During 2008, Macy's, which previously operated as The Bon Marché until 2003 and Bon-Macy's until 2005, announced plans to shutter its Karcher Mall location to relocate to the newly constructed Nampa Gateway Center in late 2009. The new Macy's at the Nampa Gateway Center opened on October 17. In September 2009, Northern Light Cinema Grill, an independently owned movie theater and restaurant, opened in the long-vacant Nampa Reel Theatres building.

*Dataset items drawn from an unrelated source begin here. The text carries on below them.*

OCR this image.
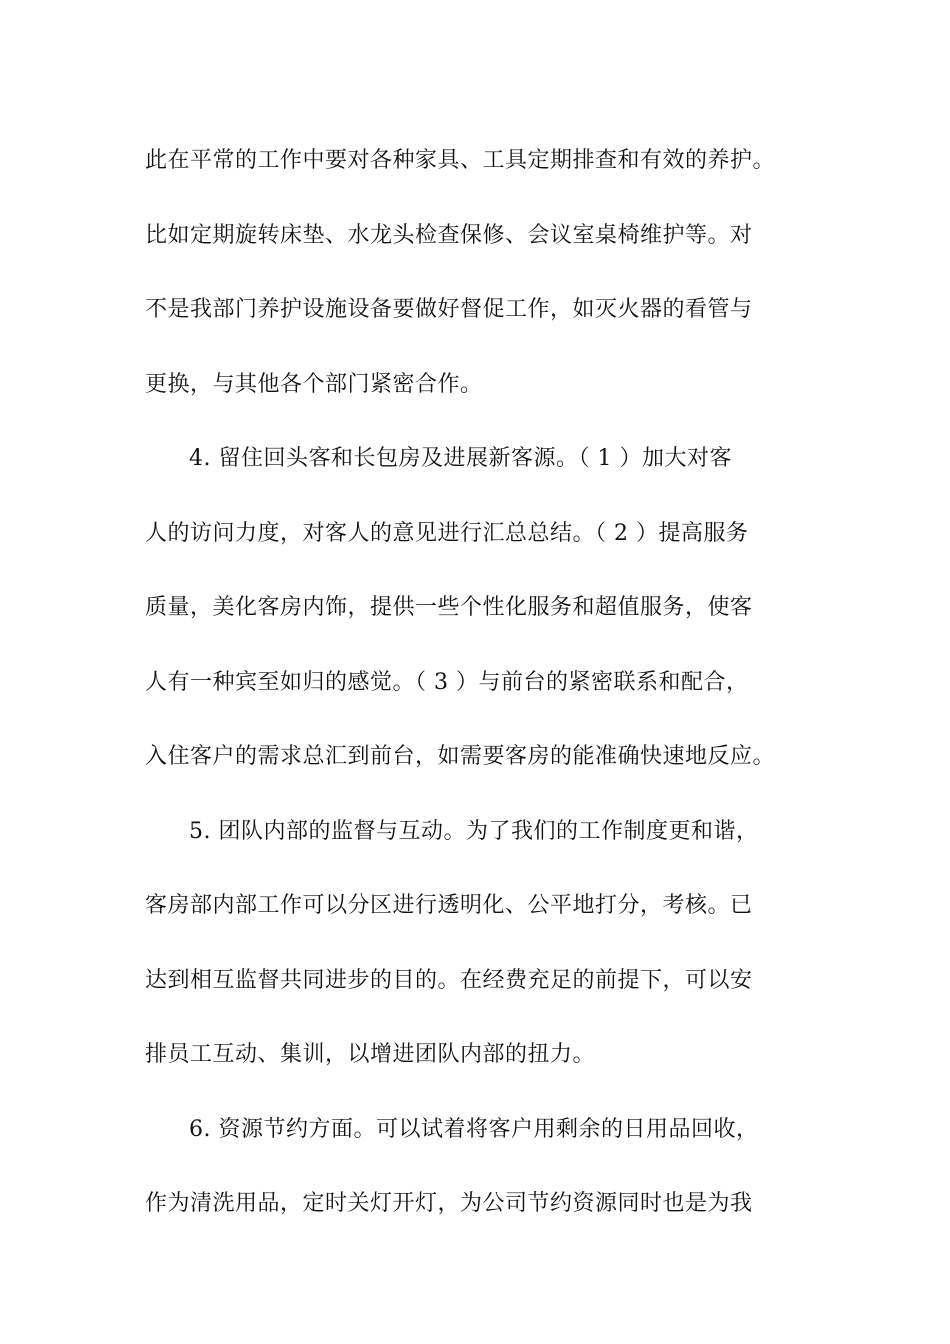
此在平常的工作中要对各种家具、工具定期排查和有效的养护。
比如定期旋转床垫、水龙头检查保修、会议室桌椅维护等。对
不是我部门养护设施设备要做好督促工作，如灭火器的看管与
更换，与其他各个部门紧密合作。
4. 留住回头客和长包房及进展新客源。（ 1 ）加大对客
人的访问力度，对客人的意见进行汇总总结。（ 2 ）提高服务
质量，美化客房内饰，提供一些个性化服务和超值服务，使客
人有一种宾至如归的感觉。（ 3 ）与前台的紧密联系和配合，
入住客户的需求总汇到前台，如需要客房的能准确快速地反应。
5. 团队内部的监督与互动。为了我们的工作制度更和谐，
客房部内部工作可以分区进行透明化、公平地打分，考核。已
达到相互监督共同进步的目的。在经费充足的前提下，可以安
排员工互动、集训，以增进团队内部的扭力。
6. 资源节约方面。可以试着将客户用剩余的日用品回收，
作为清洗用品，定时关灯开灯，为公司节约资源同时也是为我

In July 2014, Macy's announced the closure of the mall's clearance center. In Spring 2016, Karcher Mall announced the opening of the new Mor Furniture store, filling the former Macy's space. Mor Furniture opened on June 16, 2016. In 2018, Burlington announced the closure of the mall's location to relocate to nearby Treasure Valley Crossing in late 2018. In the recent years, poor maintenance of the mall and poor ownership, as well as increased rental expenses were the major factors of the high vacancy rate and national chains being pulled away from Karcher Mall.

===2019-2022 renovations===
In May 2019, the mall was sold to Livermore, California-based Rhino Investments. In July 2019, plans were unveiled for a renovation project that include the demolition of 81000 sqft of the mall's floor area. Several new tenants will be added to the shopping center as well as nine residential buildings with 216 apartments. Several mall tenants, including anchor stores Big 5 Sporting Goods, Jo-Ann Fabrics, Mor Furniture, and Ross, will remain part of the shopping center after demolition is completed. Construction for revamped shopping center, renamed Karcher Marketplace, began in November 2019. However, the construction was temporarily halted in early 2020 due to the COVID-19 pandemic. As of May 2020, the rest of the mall concourses were closed off for plans to reconstruct the interiors into big-box stores, but a few remaining mall tenants including Jo-Ann Fabrics, and Discount Furniture (which was recently relocated to the former Burlington space) remained open with exterior access.

In February 2022, Rhino announced the redevelopment of the former Karcher Mall to be named District 208. The construction resumed in late January of that year after a nearly two year delay. The rear parking lot broke ground for new apartments and storage units.